Talks kickoff Saturday in Ottawa, Canada, and all sides have signaled plans to bring a heavier hand to the negotiations, which have yet to produce much progress on key issues.

American officials have proposed a deeply controversial audit rule. Canadian officials want to resolve a thorny aerospace issue. And Mexican leaders continue to prepare a "plan B" by looking overseas for new trade deals.

Related: Mexico looks to Latin America amid Trump's NAFTA threats

Here's what to look out for:

"Sunset clause"

Trump's trade team is expected to propose a "sunset clause" to NAFTA, which means the agreement would expire after five years unless all countries decide to sign on for another five years.

Commerce Secretary Wilbur Ross argues that the presidents of the three nations can already withdraw from NAFTA if they give six month's notice. In 23 years, the provision has never been used.

This new provision would allow leaders to reassess benefits on a timetable, Ross says.

"It would force a systematic reexamination," of NAFTA, Ross said at an event hosted by Politico on September 14.

Critics say it would cause widespread uncertainty in the business community.

"It's probably one of the worst ideas that anyone has ever suggested," says Rick Helfenbein, CEO of the American Apparel and Footwear Association, whose members include Under Armour, Gap and Coach. "Why would you invest in something that could expire in 5 years?"

Mexican and Canadian officials not directly involved in talks have already pushed back on the idea.

Battle for the skies

Canadian Prime Minister Justin Trudeau made it clear this week: He wants a trade spat between airplane manufacturers Boeing (American) and Bombardier (Canadian) resolved. Boeing sued Bombardier in April, accusing it of unfair trade practices. Bombardier rejects the accusations.

Trudeau said the Canadian government won't continue to do business with Boeing if it continues to threaten Bombardier.

As Round 3 starts, this dispute could rankle negotiations.

On top of that, Canada wants to address U.S. tariffs on Canadian lumber and dairy products.

Related: NAFTA Round 2: No deal yet on divisive issues

Mexico's back up plans

Mexico may be in danger of losing business with the U.S. and Canada if NAFTA negotiations go south. So it's doubling down on free trade and turning toward allies in Latin America, who are also changing their own tune on trade.

This year, for the first time, 94% of goods moved tax-free across borders in the Pacific Alliance, a trading bloc that includes Mexico, Colombia, Chile and Peru. Formed in 2011, it accounts for half of all trade in the region and covers about 200 million people.

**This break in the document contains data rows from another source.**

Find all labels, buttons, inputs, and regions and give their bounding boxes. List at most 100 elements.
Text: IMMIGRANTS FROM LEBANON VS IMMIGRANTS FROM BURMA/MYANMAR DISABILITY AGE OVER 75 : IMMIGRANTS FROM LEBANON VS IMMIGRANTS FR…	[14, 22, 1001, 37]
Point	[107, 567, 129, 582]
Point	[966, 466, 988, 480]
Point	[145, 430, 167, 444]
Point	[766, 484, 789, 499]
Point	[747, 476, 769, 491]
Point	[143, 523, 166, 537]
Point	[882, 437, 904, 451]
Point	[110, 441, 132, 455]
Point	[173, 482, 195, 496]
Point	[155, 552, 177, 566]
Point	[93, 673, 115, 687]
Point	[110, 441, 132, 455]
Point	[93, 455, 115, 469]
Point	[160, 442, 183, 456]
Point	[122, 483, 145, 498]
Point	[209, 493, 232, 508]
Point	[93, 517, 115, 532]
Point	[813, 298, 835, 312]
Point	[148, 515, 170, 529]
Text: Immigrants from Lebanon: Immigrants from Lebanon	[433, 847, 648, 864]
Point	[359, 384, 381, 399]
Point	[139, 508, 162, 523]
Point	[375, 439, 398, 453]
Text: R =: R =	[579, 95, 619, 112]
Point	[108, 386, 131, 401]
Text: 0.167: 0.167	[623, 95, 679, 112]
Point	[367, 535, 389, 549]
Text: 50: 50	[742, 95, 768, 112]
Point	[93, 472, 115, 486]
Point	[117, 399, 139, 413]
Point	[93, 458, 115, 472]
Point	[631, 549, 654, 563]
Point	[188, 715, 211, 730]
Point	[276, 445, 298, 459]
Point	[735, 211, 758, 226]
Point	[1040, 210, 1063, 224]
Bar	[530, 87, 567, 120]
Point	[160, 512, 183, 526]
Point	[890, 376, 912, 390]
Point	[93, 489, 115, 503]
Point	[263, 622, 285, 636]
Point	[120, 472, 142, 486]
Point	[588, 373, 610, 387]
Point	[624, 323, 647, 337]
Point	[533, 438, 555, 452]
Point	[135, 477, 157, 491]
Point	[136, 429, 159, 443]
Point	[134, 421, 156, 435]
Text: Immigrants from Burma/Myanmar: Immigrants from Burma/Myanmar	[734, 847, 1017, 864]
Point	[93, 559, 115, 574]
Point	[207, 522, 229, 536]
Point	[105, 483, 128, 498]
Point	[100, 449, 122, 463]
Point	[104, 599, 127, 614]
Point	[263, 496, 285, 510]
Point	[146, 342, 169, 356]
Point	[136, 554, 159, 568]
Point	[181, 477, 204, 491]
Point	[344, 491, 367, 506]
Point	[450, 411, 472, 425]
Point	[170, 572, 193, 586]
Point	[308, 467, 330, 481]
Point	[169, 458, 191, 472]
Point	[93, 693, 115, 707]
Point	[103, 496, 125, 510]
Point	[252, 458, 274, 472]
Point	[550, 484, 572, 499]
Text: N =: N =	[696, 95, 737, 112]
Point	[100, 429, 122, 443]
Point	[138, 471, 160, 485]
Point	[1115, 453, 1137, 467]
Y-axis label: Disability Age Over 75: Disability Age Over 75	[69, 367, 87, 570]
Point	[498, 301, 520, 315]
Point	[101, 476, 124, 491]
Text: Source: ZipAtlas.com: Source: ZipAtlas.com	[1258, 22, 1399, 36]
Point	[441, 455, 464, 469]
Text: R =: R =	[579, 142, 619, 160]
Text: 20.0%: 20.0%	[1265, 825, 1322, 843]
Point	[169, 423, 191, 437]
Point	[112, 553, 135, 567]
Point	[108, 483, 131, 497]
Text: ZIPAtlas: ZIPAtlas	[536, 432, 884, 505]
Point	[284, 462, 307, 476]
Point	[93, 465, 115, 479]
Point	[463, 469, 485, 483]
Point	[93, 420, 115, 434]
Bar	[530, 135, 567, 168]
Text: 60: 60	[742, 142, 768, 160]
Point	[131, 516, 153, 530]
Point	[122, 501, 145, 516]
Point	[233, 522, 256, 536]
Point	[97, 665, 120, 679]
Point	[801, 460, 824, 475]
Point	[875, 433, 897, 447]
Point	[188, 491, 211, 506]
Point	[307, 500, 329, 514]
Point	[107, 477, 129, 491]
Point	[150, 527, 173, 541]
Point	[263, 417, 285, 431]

"We are trading as a group of countries in agreement on free trade," Mexico's foreign minister, Luis Videgaray, said Wednesday evening in New York. Videgaray spoke alongside the presidents of Colombia and Chile, as well as a Peru's trade minister.

NAFTA's "scariest part"

At the heart of the reason behind renegotiating is Trump's desire to end the U.S. trade deficit with Mexico and create manufacturing jobs in America.

Trump's trade team wants to focus automobiles and the "rules of origin" rule, which stipulates that at least 62% of the parts in a car sold in North America must come from one of the three NAFTA countries.

But Ross argues 25-year-old rule is out of date for a auto world that includes Bluetooth speakers, back-up cameras and other electronics.

The outdated rule has allowed car parts from outside NAFTA -- mostly from China and Taiwan -- to come in and not get taxed, he said. He told CNBC Friday that this trend is the "scariest part" of NAFTA.

Ross wants to not only update the rules, but raise that percentage much higher, though how much is unclear.

Forcing more production in North America is one thing. Forcing more in the U.S. is another, trade experts say.

"I don't think it will go over very well," says Edward Alden, a senior fellow at the Council on Foreign Relations. "We're going from the shadow boxing phase in the first rounds of negotiations to really much more serious negotiations."